L’un des constats majeurs de cette mission concerne le type de technologie de recharge. Les essais avec des autobus biberonnés aux arrêts nous ont permis de constater qu’en fonctionnement réel, les temps de recharge aux arrêts, souvent annoncés dans les spécifications techniques entre 10 et 20 secondes, s’étiraient parfois jusqu'à une minute, et même jusqu'à 90 secondes lorsque l’autobus devait se rendre à l’arrêt de recharge suivant parce que le premier arrêt rencontré était obstrué.

À la STL, à cause de la densité de population et de l’étendue du territoire, les circuits sont généralement plus longs et l’achalandage se bâtit sur plusieurs arrêts, avec relativement peu de clients à chaque arrêt. Les opérations de montées et de descentes se font donc très rapidement, souvent en moins de dix secondes. Ces technologies, que l’on veut d’avant-garde, ne recueilleront pas l’adhésion de la clientèle s’il s’avère qu’elles retardent leurs déplacements. De pareilles situations, où l’autobus pourrait repartir parce que les montées et les descentes sont terminées, mais où il doit attendre que la recharge soit finie, ont été observées à Shanghai. Ces constatations nous ont donc conduits à privilégier pour le contexte lavallois des autobus à recharge lente ou fonctionnant par permutation de batteries au garage.

L’autobus électrique est une voie d’avenir pour lutter contre les émissions de GES. Pour la STL, l’étape suivante consistera à s’assurer à l’aide de tests et de projets pilotes que les technologies disponibles ou en phase de développement sont suffisamment fiables pour être déployées en service commercial.

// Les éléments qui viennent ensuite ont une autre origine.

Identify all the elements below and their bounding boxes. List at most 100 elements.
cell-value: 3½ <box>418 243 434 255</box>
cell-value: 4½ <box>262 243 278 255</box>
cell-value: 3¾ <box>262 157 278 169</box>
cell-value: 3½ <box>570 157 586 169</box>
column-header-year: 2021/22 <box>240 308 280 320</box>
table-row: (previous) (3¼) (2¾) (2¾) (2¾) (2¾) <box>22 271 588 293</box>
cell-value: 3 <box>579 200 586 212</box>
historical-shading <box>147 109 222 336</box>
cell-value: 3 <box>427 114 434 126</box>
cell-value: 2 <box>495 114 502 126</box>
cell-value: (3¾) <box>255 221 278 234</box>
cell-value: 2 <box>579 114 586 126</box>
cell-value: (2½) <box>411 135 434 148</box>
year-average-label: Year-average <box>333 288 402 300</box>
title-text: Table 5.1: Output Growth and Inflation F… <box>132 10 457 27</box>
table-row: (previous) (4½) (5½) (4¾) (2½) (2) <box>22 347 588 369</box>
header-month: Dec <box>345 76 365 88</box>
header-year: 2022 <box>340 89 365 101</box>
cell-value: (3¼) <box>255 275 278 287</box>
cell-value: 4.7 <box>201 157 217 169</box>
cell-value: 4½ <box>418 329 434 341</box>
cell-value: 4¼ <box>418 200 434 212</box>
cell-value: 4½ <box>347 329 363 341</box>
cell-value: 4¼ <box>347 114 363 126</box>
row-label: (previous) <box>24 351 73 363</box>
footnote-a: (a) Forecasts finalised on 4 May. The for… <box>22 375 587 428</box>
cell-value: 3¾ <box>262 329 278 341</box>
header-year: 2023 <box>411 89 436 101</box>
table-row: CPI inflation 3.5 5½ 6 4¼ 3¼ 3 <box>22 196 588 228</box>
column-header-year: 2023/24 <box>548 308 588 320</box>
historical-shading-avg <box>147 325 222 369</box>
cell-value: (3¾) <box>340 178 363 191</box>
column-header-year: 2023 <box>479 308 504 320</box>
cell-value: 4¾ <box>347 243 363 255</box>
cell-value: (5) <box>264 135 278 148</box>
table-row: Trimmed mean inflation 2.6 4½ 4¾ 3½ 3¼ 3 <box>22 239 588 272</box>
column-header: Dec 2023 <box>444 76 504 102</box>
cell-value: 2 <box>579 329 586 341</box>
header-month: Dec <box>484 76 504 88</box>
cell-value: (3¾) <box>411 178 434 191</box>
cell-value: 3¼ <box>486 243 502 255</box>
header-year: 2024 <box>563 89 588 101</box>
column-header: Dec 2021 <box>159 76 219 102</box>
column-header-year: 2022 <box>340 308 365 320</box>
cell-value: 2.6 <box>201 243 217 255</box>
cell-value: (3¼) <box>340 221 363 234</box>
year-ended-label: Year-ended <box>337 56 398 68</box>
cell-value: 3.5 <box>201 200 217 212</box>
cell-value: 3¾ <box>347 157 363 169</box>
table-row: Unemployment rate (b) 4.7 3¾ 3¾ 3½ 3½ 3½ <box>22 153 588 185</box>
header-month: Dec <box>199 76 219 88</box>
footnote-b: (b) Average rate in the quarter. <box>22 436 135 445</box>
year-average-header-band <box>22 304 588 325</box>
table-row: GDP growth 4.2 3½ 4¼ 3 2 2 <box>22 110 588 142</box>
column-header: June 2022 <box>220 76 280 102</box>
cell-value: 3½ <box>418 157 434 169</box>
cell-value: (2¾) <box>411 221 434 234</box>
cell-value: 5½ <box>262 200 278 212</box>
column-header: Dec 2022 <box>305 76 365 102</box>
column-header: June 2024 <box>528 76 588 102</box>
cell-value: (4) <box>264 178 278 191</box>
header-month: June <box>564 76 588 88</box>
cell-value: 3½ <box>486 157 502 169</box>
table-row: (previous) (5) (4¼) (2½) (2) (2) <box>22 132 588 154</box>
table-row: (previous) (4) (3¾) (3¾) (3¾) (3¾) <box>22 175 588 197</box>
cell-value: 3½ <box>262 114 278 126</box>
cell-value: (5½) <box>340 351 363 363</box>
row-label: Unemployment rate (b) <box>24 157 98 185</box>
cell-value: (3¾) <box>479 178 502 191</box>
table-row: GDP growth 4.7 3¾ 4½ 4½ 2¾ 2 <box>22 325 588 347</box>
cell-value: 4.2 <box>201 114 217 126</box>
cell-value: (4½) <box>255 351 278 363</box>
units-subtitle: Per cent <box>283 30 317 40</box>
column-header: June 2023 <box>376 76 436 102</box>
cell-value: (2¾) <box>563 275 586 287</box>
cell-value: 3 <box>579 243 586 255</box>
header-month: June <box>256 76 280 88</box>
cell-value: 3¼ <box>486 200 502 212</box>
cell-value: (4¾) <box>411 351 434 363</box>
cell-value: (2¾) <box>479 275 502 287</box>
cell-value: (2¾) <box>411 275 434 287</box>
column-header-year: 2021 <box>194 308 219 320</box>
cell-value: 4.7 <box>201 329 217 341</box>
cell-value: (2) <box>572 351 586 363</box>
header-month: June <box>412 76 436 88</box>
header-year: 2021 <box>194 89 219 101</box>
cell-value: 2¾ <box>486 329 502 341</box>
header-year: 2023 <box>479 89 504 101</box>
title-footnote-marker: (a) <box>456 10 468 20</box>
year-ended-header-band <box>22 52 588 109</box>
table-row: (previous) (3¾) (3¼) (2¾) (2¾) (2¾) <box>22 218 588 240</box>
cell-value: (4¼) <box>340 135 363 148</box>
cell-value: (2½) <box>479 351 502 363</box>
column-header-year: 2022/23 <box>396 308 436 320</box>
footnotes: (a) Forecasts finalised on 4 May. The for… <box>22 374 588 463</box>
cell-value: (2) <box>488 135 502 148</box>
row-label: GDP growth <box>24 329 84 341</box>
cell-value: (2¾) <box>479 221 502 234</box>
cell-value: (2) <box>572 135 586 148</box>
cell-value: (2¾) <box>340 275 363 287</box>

Il apparaît évident qu’à plus ou moins court terme, on pourra envisager l’introduction d’autobus mus entièrement à l’électricité et disposant d’une bonne autonomie entre les recharges, tout en étant adaptés au contexte du transport collectif à Laval. Compte tenu de la durée de vie utile des autobus (environ 16 ans), il faut prévoir l’acquisition des autobus électriques dès 2015 afin que l’ensemble du parc soit remplacé d’ici 2031. Afin de se préparer adéquatement à l’arrivée de cette nouvelle technologie, la STL, avec ses partenaires d’AVT (Société de gestion et d’acquisition de véhicules de transport S.E.N.C. – organisme qui centralise les achats regroupés des sociétés de transport du Québec) et d’Hydro- Québec, mettra en place un projet pilote dès 2012 avec un autobus électrique muni de batteries à recharge lente. Les résultats de ce test seront partagés avec toutes les autres sociétés de transport du Québec.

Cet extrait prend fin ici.